Rollercoaster of Love
Keith's salute to inefficiency only contributes to my increasingly vexed feelings about the modern university (and my place in it). I cannot tell whether a university is a place where good intentions have been severely compromised by encroaching Taylorist standards of "productivity" or whether it is a place where "real world" standards have not encroached enough. (The third possibility is, of course, that a substantial percent of human beings anywhere are narrow-minded bastards.) Anyhow, my position at the U is an invented one--no home campus, no single research interest, unusual authority in some matters while all but invisible in others. I am the Ariel of this strange island, slipping unnoticed into affairs of (wo)men who may be kings and may be beasts. I am currently going through the usual review process--formal committee members are watching me teach, scouring my cv, and reading my publication offerings--so I may be a bit more sensitive than usual.
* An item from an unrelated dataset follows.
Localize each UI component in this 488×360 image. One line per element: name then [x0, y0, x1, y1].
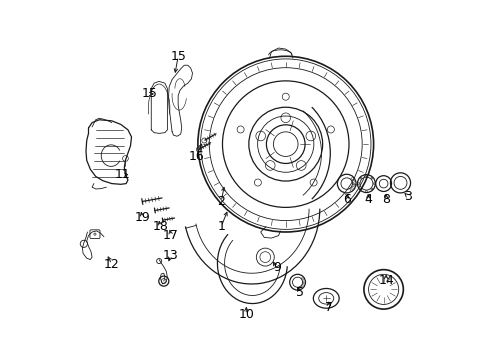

But because of my unusual position, I spend most days of most weeks prying into others' courses and peering through the holes of our administrative structures. And, oh!, what I have begun to see. A blog is not the best place to get into details, but I will say that I am experiencing the thrill and disappointment of political maneuvering that I have not felt since Valmont betrayed me just as I was about to conquer the world. My training--an idealistic, bookish college mixed with a ruthless but no less idealistic grad school--leaves me wearing Mambrino's helmet, arming myself for contests I cannot win. But, still, I admit to enjoying the visits, emails, and conversations with those who walk with me in the naïve hope that we're actually helping people.
I want to say more. Stay tuned. But I have to get back to preparing the seminar I'm giving tomorrow morning for high school teachers. It's called "The Surprising Truth about University Writing." Who knew that my adult life would be so glamorous?
Blognote: Stupid blog software dumped this post after I had finished it, so I rewrote as best I could (very quickly). Beware the "Preview" function. Save first. (Sounds obvious now.)

3 Comments:
I don't know who this "Valmont" character is, but he sounds shady. I would never do such a thing.
-ValBERT
In praise of efficiency -
I think I'm outside the 3T pack on this one: I like fast. Fast songs (the Misfits not Galaxie 500). Short conversations. Flipping through the channels.
This is most pronounced at work: I don't like small talk, I don't like people who use my time to articulate something they could have worked out on their own, and I don't like anyone coming to me with a question without also having a solution.
The staff here is way too small for the office bureaucracy Gaston describes (note I said office bureaucracy not office politics - which I do not care for, and certainly have several rants stored in me about THAT), but I think the slowness GL describes would drive me crazy. Props to anyone who can thrive in that kind of challenging environment.
There are glacial elements in academia, for sure. But I'm more focused on the productivity angle, which is very fast. So much text and so much speech must be produced quickly and without pause. I wish I had a slow period to actually build up something to say.
And I do mean politics. What is at stake is how the institution runs and who runs it. Various factions gather around various leaders and poke at the other factions.